I love getting older. I know most women fight it and do everything possible to hold on to how they use to be, but I embrace the changes and love myself more and the world around me as they happen. I will be 45 years old this year and spent the first 35 years of my life worrying about what other people thought about me.
About 10 years ago, I was a single mother who was busting my “behind” to finish my education so I could support my child and make a good life for us. Sage was 3 years old, I was taking 18 credit hours of college to finish in time to begin a new school year teaching and we were living with my mother (oh my!). It was a very stressful and desperate time in my life. I can’t recall if it was an epiphany or something that gradually came to me, but I realized I can do this. I can handle this life that happened to me while I was waiting for the fairy tale and I can learn to love it.

I did more than learn to love it. I learned to cherish it! Every year I see and feel my body changing. It doesn’t bother me that I have reading glasses in every room of my house, my car, my classroom, and probably a few other places that I’ve forgotten. It doesn’t bother me that staying up late is 10’0 clock in my life now. It also doesn’t bother me that I sometimes take Motrin just for silly aches and pains in this aging body. My body isn’t perfect but it has gotten me to where I am and I like where I am.
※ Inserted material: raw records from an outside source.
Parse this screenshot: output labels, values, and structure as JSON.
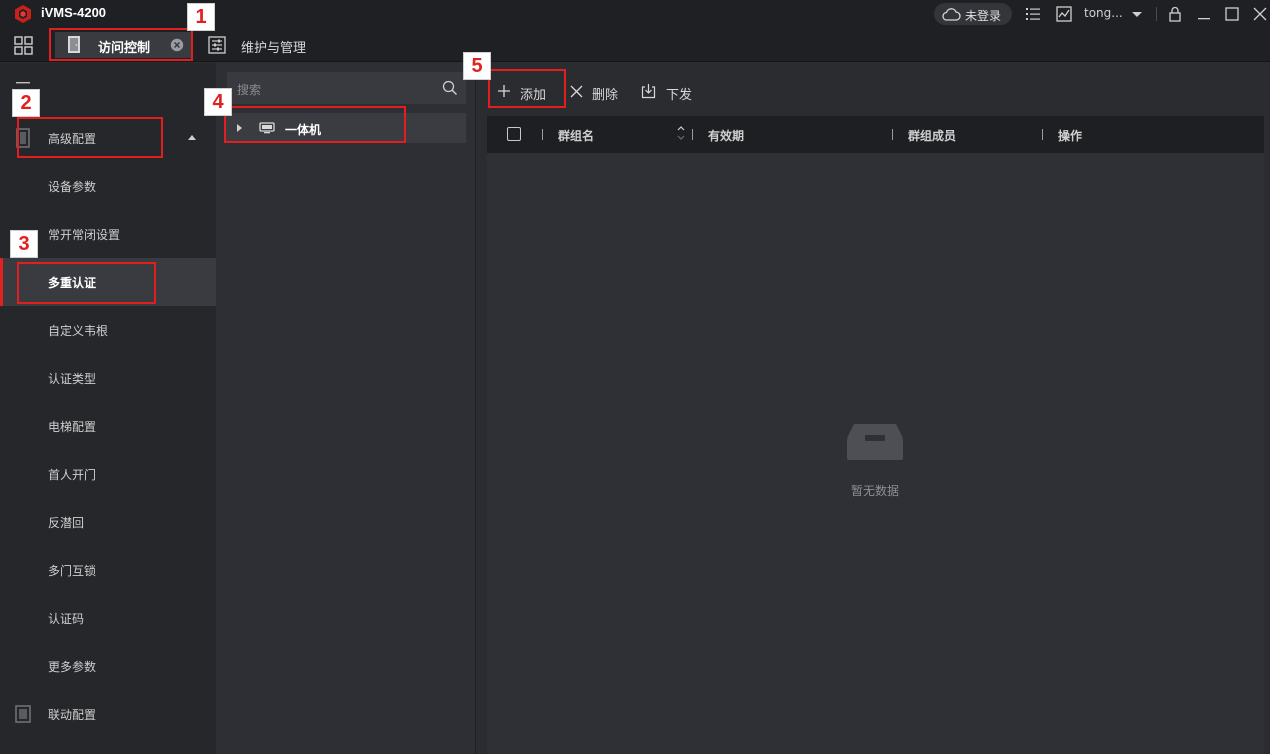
{
  "app": {
    "title": "iVMS-4200"
  },
  "titlebar": {
    "cloud_status": "未登录",
    "user": "tong..."
  },
  "tabs": [
    {
      "label": "访问控制"
    },
    {
      "label": "维护与管理"
    }
  ],
  "sidebar": {
    "items": [
      {
        "label": "高级配置",
        "type": "group"
      },
      {
        "label": "设备参数"
      },
      {
        "label": "常开常闭设置"
      },
      {
        "label": "多重认证",
        "active": true
      },
      {
        "label": "自定义韦根"
      },
      {
        "label": "认证类型"
      },
      {
        "label": "电梯配置"
      },
      {
        "label": "首人开门"
      },
      {
        "label": "反潜回"
      },
      {
        "label": "多门互锁"
      },
      {
        "label": "认证码"
      },
      {
        "label": "更多参数"
      },
      {
        "label": "联动配置",
        "type": "group"
      }
    ]
  },
  "tree": {
    "search_placeholder": "搜索",
    "node": "一体机"
  },
  "toolbar": {
    "add": "添加",
    "delete": "删除",
    "issue": "下发"
  },
  "table": {
    "columns": [
      "群组名",
      "有效期",
      "群组成员",
      "操作"
    ],
    "empty_text": "暂无数据"
  },
  "annotations": [
    "1",
    "2",
    "3",
    "4",
    "5"
  ],
  "colors": {
    "accent": "#e0211f",
    "bg": "#2b2c30",
    "sidebar": "#26272b"
  }
}
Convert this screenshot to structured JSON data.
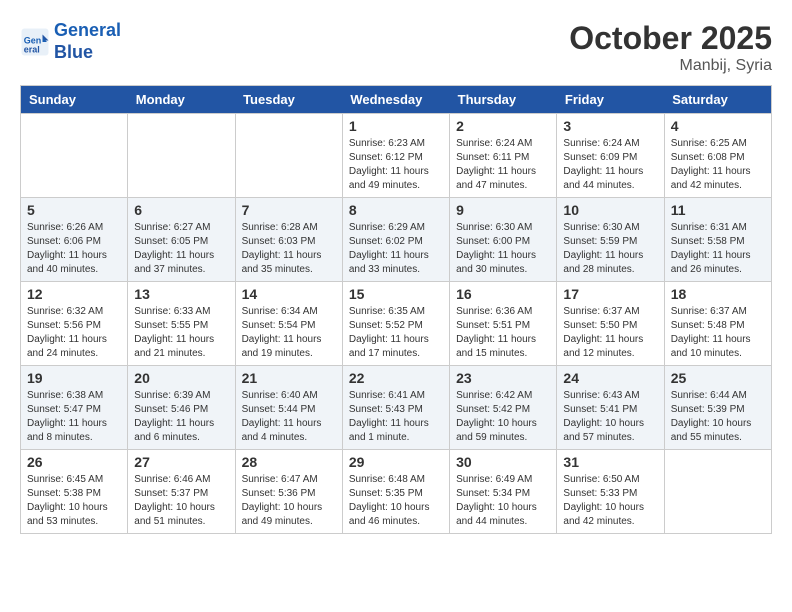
{
  "header": {
    "logo_line1": "General",
    "logo_line2": "Blue",
    "month": "October 2025",
    "location": "Manbij, Syria"
  },
  "days_of_week": [
    "Sunday",
    "Monday",
    "Tuesday",
    "Wednesday",
    "Thursday",
    "Friday",
    "Saturday"
  ],
  "weeks": [
    [
      {
        "day": "",
        "info": ""
      },
      {
        "day": "",
        "info": ""
      },
      {
        "day": "",
        "info": ""
      },
      {
        "day": "1",
        "info": "Sunrise: 6:23 AM\nSunset: 6:12 PM\nDaylight: 11 hours and 49 minutes."
      },
      {
        "day": "2",
        "info": "Sunrise: 6:24 AM\nSunset: 6:11 PM\nDaylight: 11 hours and 47 minutes."
      },
      {
        "day": "3",
        "info": "Sunrise: 6:24 AM\nSunset: 6:09 PM\nDaylight: 11 hours and 44 minutes."
      },
      {
        "day": "4",
        "info": "Sunrise: 6:25 AM\nSunset: 6:08 PM\nDaylight: 11 hours and 42 minutes."
      }
    ],
    [
      {
        "day": "5",
        "info": "Sunrise: 6:26 AM\nSunset: 6:06 PM\nDaylight: 11 hours and 40 minutes."
      },
      {
        "day": "6",
        "info": "Sunrise: 6:27 AM\nSunset: 6:05 PM\nDaylight: 11 hours and 37 minutes."
      },
      {
        "day": "7",
        "info": "Sunrise: 6:28 AM\nSunset: 6:03 PM\nDaylight: 11 hours and 35 minutes."
      },
      {
        "day": "8",
        "info": "Sunrise: 6:29 AM\nSunset: 6:02 PM\nDaylight: 11 hours and 33 minutes."
      },
      {
        "day": "9",
        "info": "Sunrise: 6:30 AM\nSunset: 6:00 PM\nDaylight: 11 hours and 30 minutes."
      },
      {
        "day": "10",
        "info": "Sunrise: 6:30 AM\nSunset: 5:59 PM\nDaylight: 11 hours and 28 minutes."
      },
      {
        "day": "11",
        "info": "Sunrise: 6:31 AM\nSunset: 5:58 PM\nDaylight: 11 hours and 26 minutes."
      }
    ],
    [
      {
        "day": "12",
        "info": "Sunrise: 6:32 AM\nSunset: 5:56 PM\nDaylight: 11 hours and 24 minutes."
      },
      {
        "day": "13",
        "info": "Sunrise: 6:33 AM\nSunset: 5:55 PM\nDaylight: 11 hours and 21 minutes."
      },
      {
        "day": "14",
        "info": "Sunrise: 6:34 AM\nSunset: 5:54 PM\nDaylight: 11 hours and 19 minutes."
      },
      {
        "day": "15",
        "info": "Sunrise: 6:35 AM\nSunset: 5:52 PM\nDaylight: 11 hours and 17 minutes."
      },
      {
        "day": "16",
        "info": "Sunrise: 6:36 AM\nSunset: 5:51 PM\nDaylight: 11 hours and 15 minutes."
      },
      {
        "day": "17",
        "info": "Sunrise: 6:37 AM\nSunset: 5:50 PM\nDaylight: 11 hours and 12 minutes."
      },
      {
        "day": "18",
        "info": "Sunrise: 6:37 AM\nSunset: 5:48 PM\nDaylight: 11 hours and 10 minutes."
      }
    ],
    [
      {
        "day": "19",
        "info": "Sunrise: 6:38 AM\nSunset: 5:47 PM\nDaylight: 11 hours and 8 minutes."
      },
      {
        "day": "20",
        "info": "Sunrise: 6:39 AM\nSunset: 5:46 PM\nDaylight: 11 hours and 6 minutes."
      },
      {
        "day": "21",
        "info": "Sunrise: 6:40 AM\nSunset: 5:44 PM\nDaylight: 11 hours and 4 minutes."
      },
      {
        "day": "22",
        "info": "Sunrise: 6:41 AM\nSunset: 5:43 PM\nDaylight: 11 hours and 1 minute."
      },
      {
        "day": "23",
        "info": "Sunrise: 6:42 AM\nSunset: 5:42 PM\nDaylight: 10 hours and 59 minutes."
      },
      {
        "day": "24",
        "info": "Sunrise: 6:43 AM\nSunset: 5:41 PM\nDaylight: 10 hours and 57 minutes."
      },
      {
        "day": "25",
        "info": "Sunrise: 6:44 AM\nSunset: 5:39 PM\nDaylight: 10 hours and 55 minutes."
      }
    ],
    [
      {
        "day": "26",
        "info": "Sunrise: 6:45 AM\nSunset: 5:38 PM\nDaylight: 10 hours and 53 minutes."
      },
      {
        "day": "27",
        "info": "Sunrise: 6:46 AM\nSunset: 5:37 PM\nDaylight: 10 hours and 51 minutes."
      },
      {
        "day": "28",
        "info": "Sunrise: 6:47 AM\nSunset: 5:36 PM\nDaylight: 10 hours and 49 minutes."
      },
      {
        "day": "29",
        "info": "Sunrise: 6:48 AM\nSunset: 5:35 PM\nDaylight: 10 hours and 46 minutes."
      },
      {
        "day": "30",
        "info": "Sunrise: 6:49 AM\nSunset: 5:34 PM\nDaylight: 10 hours and 44 minutes."
      },
      {
        "day": "31",
        "info": "Sunrise: 6:50 AM\nSunset: 5:33 PM\nDaylight: 10 hours and 42 minutes."
      },
      {
        "day": "",
        "info": ""
      }
    ]
  ]
}
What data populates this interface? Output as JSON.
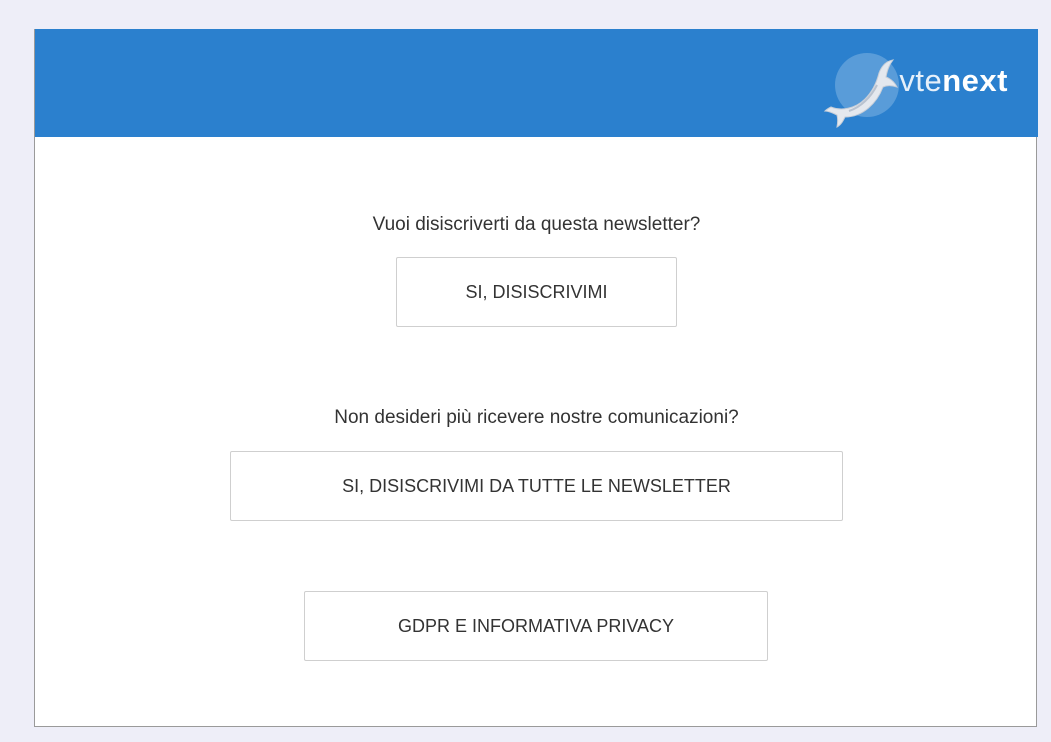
{
  "brand": {
    "logo_icon": "dolphin-icon",
    "logo_text_light": "vte",
    "logo_text_bold": "next",
    "header_color": "#2b80ce"
  },
  "unsubscribe": {
    "question": "Vuoi disiscriverti da questa newsletter?",
    "button_label": "SI, DISISCRIVIMI"
  },
  "unsubscribe_all": {
    "question": "Non desideri più ricevere nostre comunicazioni?",
    "button_label": "SI, DISISCRIVIMI DA TUTTE LE NEWSLETTER"
  },
  "privacy": {
    "button_label": "GDPR E INFORMATIVA PRIVACY"
  }
}
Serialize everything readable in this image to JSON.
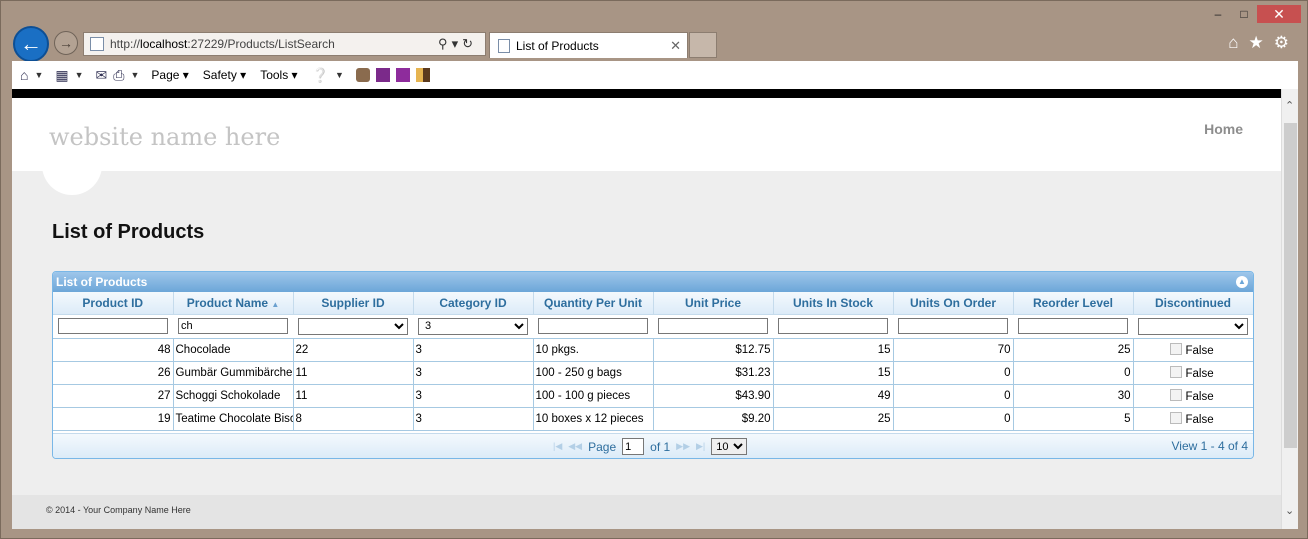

Sage is 11 years old now. He’s a good boy. He loves to read and he says “yes, m’am” most of the time without being reminded. He holds doors for strangers and readily gives up his seat to someone else who doesn’t have one. He doesn’t remember me taking 18 credit hours a semester or graduating with honors. Those things aren’t important to him. He does know that his mother loves him and takes care of him. He gets irritated at me for checking behind him on his homework and for correcting him when he says politically incorrect things. It’s ok and I know this. He’s got about 25 more years before he realizes why I do these things.

I am so thankful it only took me 35 years to come to realization that my life is exactly what I want it to be. It is the perfect life for me and so I cherish it and embrace it whole heartidly!
Now, where did I put my reading glass?